Они тут же распустили слух, что отправляются для развлечения путешествовать в Штаты, и все немало этому удивились, но дознайся кто-нибудь до истины, так, верно, удивился бы еще больше. И вот Кэаве и Кокуа отплыли на пароходе «Ковчег» в Гонолулу, а оттуда вместе с толпой белых пассажиров на «Юматилле» — в Сан-Франциско и там пересели на почтовую бригантину «Птица тропиков», которая доставила их в Папеэте — главное поселение французов на Южных островах. Путешествие было приятным, и с попутным пассатом они прибыли на место в солнечный день и увидели риф, о который разбивался прибой, и Мотуити с его высокими пальмами, и шхуну, скользившую вдоль берега, и белые дома города, раскинувшегося у самого моря под сенью зеленых деревьев, а за ним — высокие горы и облака Таити — острова мудрецов.
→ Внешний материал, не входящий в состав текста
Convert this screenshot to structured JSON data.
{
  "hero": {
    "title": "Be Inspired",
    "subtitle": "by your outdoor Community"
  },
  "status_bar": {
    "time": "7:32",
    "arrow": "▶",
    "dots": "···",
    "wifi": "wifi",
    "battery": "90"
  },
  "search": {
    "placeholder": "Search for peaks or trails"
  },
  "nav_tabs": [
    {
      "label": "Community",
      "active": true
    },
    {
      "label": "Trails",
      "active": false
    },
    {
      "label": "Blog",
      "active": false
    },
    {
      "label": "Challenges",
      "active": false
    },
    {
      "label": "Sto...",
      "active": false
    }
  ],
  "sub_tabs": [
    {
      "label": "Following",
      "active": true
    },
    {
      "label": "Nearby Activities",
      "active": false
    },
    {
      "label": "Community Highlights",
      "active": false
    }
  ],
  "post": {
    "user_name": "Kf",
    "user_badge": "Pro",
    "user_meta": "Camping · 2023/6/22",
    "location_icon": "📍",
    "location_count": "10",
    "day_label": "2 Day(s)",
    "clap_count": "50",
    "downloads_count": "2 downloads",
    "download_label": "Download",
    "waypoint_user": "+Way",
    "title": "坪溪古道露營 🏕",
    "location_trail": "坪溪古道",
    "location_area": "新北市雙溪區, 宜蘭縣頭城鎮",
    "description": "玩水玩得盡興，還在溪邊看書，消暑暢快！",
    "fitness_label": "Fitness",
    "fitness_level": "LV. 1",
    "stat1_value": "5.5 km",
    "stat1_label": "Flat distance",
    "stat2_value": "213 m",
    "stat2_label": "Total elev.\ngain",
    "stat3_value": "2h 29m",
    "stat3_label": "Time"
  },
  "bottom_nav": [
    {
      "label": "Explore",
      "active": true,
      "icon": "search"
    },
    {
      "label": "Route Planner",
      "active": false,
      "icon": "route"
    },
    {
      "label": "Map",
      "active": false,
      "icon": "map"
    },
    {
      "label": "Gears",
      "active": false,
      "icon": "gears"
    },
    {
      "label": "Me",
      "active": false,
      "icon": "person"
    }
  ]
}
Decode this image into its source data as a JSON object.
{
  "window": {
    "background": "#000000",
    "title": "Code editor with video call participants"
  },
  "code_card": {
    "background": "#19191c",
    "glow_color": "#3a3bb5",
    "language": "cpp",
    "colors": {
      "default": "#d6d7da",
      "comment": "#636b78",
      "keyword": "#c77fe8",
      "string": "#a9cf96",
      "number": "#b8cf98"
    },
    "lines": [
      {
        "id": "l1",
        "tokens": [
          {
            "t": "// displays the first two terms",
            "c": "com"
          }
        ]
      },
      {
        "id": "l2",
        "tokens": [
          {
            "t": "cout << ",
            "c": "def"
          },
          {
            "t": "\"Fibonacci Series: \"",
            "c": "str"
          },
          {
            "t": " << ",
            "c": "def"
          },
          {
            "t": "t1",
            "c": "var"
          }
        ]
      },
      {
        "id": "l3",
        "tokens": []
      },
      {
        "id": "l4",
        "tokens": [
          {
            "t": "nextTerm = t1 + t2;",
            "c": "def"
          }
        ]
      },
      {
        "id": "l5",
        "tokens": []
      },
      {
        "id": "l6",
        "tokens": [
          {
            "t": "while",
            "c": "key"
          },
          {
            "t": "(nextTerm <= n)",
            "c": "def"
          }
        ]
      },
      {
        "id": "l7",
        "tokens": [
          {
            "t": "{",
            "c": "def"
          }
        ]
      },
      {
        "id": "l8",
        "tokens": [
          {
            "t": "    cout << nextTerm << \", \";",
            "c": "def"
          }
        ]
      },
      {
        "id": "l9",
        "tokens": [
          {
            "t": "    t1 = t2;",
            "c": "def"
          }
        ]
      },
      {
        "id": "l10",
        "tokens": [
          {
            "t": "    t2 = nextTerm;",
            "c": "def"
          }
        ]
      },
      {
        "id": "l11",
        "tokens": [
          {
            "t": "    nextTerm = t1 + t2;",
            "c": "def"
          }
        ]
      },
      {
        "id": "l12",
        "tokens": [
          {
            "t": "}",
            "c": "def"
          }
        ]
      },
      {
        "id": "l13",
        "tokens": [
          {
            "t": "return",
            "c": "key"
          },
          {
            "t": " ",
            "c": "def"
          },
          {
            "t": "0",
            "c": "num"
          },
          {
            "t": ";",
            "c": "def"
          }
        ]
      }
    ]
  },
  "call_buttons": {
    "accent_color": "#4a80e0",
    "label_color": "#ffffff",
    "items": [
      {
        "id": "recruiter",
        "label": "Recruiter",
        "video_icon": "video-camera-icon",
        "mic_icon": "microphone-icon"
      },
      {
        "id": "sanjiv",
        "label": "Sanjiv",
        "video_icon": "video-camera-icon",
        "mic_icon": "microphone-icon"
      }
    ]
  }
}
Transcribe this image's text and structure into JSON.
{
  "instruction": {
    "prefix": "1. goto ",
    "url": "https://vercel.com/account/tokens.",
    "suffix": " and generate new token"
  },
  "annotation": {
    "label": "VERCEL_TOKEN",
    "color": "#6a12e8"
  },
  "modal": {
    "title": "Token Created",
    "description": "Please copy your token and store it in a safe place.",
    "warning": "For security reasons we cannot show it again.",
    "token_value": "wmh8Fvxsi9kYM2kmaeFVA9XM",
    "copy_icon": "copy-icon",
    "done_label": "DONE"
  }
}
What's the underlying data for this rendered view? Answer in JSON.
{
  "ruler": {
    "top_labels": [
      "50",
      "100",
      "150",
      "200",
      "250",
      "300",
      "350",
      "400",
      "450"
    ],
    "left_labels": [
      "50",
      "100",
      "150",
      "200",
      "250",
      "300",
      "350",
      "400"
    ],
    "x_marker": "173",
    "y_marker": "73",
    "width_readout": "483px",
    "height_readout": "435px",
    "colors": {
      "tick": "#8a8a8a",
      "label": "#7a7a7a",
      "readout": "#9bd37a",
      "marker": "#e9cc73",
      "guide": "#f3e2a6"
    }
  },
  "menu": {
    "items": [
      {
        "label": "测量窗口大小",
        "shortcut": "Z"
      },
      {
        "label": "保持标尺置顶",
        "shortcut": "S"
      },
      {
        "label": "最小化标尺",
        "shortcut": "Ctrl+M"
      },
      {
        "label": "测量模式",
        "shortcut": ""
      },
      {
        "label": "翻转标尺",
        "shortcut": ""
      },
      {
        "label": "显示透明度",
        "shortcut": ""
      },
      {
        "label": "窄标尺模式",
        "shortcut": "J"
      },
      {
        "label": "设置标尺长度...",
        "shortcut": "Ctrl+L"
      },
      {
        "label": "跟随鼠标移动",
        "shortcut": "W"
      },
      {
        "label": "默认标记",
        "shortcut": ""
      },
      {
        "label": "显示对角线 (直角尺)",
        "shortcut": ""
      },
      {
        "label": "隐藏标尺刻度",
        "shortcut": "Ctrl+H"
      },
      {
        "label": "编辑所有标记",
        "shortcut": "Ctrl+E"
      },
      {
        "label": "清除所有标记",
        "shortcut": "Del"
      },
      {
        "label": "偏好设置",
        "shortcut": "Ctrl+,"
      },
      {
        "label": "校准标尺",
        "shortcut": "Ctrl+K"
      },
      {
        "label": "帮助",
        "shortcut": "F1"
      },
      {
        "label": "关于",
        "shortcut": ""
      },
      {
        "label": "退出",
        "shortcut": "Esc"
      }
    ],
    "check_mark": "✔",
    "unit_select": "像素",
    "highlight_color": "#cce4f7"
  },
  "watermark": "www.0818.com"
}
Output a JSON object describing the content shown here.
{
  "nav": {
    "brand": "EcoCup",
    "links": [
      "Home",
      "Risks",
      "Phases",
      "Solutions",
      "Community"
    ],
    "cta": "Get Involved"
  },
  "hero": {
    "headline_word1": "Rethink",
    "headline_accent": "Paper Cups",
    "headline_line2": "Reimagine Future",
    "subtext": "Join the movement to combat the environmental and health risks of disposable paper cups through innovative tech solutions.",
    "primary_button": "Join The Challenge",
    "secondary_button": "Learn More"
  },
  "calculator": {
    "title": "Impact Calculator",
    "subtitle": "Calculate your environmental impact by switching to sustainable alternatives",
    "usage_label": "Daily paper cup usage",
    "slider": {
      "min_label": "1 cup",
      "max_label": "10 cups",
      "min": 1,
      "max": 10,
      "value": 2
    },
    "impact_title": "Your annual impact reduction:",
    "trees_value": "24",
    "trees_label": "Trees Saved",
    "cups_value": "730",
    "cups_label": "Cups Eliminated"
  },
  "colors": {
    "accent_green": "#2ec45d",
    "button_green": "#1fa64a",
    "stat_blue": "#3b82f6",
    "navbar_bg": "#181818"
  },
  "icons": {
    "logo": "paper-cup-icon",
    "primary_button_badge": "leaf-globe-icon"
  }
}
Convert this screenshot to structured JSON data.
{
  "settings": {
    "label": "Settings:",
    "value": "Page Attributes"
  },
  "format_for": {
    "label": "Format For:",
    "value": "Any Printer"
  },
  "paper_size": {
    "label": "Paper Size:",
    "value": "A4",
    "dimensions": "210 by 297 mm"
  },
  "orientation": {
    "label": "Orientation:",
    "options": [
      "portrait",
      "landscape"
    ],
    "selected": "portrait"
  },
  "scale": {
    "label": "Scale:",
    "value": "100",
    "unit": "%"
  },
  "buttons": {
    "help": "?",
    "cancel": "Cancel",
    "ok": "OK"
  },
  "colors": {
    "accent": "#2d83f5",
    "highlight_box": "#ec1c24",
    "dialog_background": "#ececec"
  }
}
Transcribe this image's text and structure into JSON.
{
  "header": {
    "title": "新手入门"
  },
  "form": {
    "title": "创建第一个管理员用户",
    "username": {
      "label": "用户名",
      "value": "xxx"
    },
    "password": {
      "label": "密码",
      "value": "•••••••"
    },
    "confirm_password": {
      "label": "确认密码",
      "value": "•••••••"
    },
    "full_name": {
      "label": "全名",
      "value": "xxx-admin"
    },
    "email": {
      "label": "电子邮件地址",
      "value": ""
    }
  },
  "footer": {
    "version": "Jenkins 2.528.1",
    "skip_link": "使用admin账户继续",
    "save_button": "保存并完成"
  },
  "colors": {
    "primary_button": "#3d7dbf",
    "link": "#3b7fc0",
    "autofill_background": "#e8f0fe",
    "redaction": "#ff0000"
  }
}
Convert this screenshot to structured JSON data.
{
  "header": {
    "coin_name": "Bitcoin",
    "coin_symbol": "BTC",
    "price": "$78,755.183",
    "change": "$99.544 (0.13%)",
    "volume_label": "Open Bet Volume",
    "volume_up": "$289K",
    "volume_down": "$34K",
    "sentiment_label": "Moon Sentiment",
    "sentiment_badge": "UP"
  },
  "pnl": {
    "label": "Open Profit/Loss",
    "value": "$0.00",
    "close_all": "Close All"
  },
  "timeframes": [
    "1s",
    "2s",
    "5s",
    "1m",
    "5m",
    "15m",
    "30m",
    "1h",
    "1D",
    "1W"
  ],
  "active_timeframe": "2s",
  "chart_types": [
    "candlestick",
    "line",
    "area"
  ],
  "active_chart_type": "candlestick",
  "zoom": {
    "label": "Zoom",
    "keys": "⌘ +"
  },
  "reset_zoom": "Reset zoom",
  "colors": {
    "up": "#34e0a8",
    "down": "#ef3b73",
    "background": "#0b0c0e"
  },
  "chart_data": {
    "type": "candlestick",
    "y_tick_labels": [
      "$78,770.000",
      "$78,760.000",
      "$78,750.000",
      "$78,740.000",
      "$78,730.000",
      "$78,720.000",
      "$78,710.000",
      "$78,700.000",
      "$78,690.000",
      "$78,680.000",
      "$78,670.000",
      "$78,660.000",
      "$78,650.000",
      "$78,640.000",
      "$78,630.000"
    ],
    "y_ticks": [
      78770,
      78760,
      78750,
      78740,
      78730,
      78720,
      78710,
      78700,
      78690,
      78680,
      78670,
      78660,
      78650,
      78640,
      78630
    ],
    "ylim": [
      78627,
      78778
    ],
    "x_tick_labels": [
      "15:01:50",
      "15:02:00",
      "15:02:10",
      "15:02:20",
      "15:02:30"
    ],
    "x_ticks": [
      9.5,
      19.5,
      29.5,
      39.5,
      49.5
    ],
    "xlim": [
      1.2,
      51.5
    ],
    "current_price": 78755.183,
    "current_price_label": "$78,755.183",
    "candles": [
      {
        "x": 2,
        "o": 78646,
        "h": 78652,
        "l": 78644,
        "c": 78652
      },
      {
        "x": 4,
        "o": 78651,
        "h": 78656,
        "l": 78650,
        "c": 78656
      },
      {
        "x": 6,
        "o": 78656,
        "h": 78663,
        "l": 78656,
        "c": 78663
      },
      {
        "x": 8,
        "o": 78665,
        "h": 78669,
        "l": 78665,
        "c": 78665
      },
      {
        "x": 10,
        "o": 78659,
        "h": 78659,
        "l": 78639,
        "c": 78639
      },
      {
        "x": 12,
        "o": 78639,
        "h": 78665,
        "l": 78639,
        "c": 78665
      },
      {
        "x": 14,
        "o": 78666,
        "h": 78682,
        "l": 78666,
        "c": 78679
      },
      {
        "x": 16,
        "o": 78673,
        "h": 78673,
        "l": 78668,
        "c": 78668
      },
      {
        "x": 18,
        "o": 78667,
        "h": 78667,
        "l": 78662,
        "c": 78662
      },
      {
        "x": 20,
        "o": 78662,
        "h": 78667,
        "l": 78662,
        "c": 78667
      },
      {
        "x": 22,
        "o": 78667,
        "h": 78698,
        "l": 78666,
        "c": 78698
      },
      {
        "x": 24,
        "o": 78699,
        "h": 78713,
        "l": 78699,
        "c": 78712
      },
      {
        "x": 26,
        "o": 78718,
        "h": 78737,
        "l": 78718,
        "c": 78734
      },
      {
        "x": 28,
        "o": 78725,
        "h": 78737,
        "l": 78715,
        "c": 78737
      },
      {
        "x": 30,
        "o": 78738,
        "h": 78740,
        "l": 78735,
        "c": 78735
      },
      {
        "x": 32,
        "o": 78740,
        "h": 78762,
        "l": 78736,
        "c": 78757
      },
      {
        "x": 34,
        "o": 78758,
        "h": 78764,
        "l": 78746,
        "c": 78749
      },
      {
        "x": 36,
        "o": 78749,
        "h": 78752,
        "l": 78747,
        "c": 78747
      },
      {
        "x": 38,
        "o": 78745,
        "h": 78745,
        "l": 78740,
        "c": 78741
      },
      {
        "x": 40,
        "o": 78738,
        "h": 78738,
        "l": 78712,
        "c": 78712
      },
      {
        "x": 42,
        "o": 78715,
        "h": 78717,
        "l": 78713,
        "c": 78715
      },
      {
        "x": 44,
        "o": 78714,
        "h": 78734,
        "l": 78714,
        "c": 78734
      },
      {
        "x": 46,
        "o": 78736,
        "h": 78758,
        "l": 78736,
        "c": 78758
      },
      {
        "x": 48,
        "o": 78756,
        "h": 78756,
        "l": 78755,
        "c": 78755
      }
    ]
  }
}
Обсудив, порешили, что разумнее всего арендовать дом. Так они и сделали и поселились напротив английского консульства, чтобы сразу щегольнуть деньгами и привлечь к себе внимание своими лошадьми и экипажами. Все это давалось им легче легкого: ведь у них была бутылка, а Кокуа оказалась куда храбрее Кэаве и по любому поводу требовала от черта то двадцать долларов, а то и сто. Так они очень быстро сделались известными всему городу, и об этих приезжих гавайцах, об их верховых лошадях и экипажах, о нарядных туалетах и дорогих украшениях Кокуа шло множество толков.
Они довольно быстро освоились с таитянским языком, ибо он, в сущности, очень похож на гавайский и отличается лишь немногими звуками, а научившись им владеть, тут же принялись предлагать людям свою бутылку. Ну, вы, конечно, понимаете, что даже приступиться к такому делу не очень-то просто; не очень-то просто убедить людей, что вы всерьез готовы продать им за четыре сантима источник юношеского здоровья и неиссякаемого богатства. Приходилось при этом говорить и об опасностях, таящихся в бутылке, после чего люди либо вовсе переставали им верить и только смеялись, либо пугались такой темной сделки, мрачнели и угрюмо спешили прочь от этих Кэаве и Кокуа, связавшихся с Сатаной. И вот, нисколько не преуспев в своих замыслах, супруги стали замечать, что в городе их сторонятся. Дети, завидя их, с визгом бросались врассыпную — а для Кокуа это было прямо как нож острый, — католики при встрече осеняли себя крестным знамением, и мало-помалу все, точно сговорившись, стали их избегать.